‘Enlightenment in a Smart City, Edinburgh’s Civic Development, 1660-1750’ by Murray Pittock (Edinburgh University Press)
‘Edinburgh in the 1950s, Ten Years that Changed a City’ by Jack Gillon, David McLean and Fraser Parkinson (Amberley Publishing)
Enlightenment in a Smart City is above all a challenging book. It challenges traditional accounts of the nature and origins of the Scottish Enlightenment. It argues that the Scottish Enlightenment is not simply about Adam Smith and David Hume and the other big names identified with it. It is not even about the new, progressive ideas endorsing reason, justice, tolerance, freedom of expression and belief, equality and civility which the writings of these authors successfully promoted. It challenges in particular two historical accounts of the origins of Enlightenment in Scotland – and clearly these challenges are especially dear to Professor Pittock’s heart: first that it was in any major way linked to the 1707 Union with England, and secondly that Jacobites and Jacobitism made no significant contribution to it.
So what is the nature of the new approach the book provides?
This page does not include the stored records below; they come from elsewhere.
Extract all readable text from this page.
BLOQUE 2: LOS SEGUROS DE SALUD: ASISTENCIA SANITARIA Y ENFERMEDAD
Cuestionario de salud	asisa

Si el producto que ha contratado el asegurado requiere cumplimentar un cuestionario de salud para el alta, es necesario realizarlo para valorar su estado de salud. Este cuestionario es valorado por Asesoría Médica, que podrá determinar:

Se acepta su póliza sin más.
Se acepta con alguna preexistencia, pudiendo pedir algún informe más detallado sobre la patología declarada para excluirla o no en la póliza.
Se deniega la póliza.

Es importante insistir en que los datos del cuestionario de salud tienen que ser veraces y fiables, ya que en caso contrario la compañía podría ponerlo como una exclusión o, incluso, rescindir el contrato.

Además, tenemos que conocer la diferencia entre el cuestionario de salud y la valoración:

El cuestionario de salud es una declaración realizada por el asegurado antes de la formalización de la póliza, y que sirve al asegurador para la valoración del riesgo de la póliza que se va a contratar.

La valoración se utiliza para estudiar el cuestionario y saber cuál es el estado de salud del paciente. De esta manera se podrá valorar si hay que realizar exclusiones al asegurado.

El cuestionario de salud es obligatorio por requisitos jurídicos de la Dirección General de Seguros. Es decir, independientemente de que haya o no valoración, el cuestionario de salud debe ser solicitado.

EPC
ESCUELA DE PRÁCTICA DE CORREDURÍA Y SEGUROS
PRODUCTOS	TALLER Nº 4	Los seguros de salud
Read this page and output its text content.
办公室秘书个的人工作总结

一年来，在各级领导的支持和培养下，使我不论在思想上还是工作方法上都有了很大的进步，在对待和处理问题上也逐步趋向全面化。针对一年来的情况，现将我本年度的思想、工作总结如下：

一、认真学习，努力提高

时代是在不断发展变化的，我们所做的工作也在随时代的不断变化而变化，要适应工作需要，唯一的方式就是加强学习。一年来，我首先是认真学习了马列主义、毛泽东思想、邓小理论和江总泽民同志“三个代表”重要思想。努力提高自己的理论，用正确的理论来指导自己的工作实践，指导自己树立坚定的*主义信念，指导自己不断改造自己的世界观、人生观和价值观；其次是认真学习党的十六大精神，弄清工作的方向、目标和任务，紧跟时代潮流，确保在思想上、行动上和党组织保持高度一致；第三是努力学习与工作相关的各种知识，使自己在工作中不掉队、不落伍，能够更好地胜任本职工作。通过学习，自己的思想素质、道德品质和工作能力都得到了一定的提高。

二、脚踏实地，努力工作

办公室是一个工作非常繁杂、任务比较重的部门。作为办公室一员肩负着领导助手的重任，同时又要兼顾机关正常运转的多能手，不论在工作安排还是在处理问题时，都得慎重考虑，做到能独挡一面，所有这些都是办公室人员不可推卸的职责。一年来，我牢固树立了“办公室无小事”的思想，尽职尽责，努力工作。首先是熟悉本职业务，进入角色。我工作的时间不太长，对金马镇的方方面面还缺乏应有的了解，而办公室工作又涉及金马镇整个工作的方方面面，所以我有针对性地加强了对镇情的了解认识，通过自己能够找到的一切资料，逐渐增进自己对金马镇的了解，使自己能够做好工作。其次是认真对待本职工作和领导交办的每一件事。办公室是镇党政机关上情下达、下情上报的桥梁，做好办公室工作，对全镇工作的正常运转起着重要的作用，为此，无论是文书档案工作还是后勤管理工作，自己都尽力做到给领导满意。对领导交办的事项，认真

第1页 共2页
On p17, the author says that after its ‘initial exploration of the troubled term Enlightenment ‘, his book will identify ‘the ecology and taxonomy of Edinburgh’s intellectual and cultural life that made the Scottish Enlightenment possible’. (The terminology here illustrates a very different kind of challenge that this volume involves. I suspect that most readers will need to keep their hands on their dictionary as they turn its pages.)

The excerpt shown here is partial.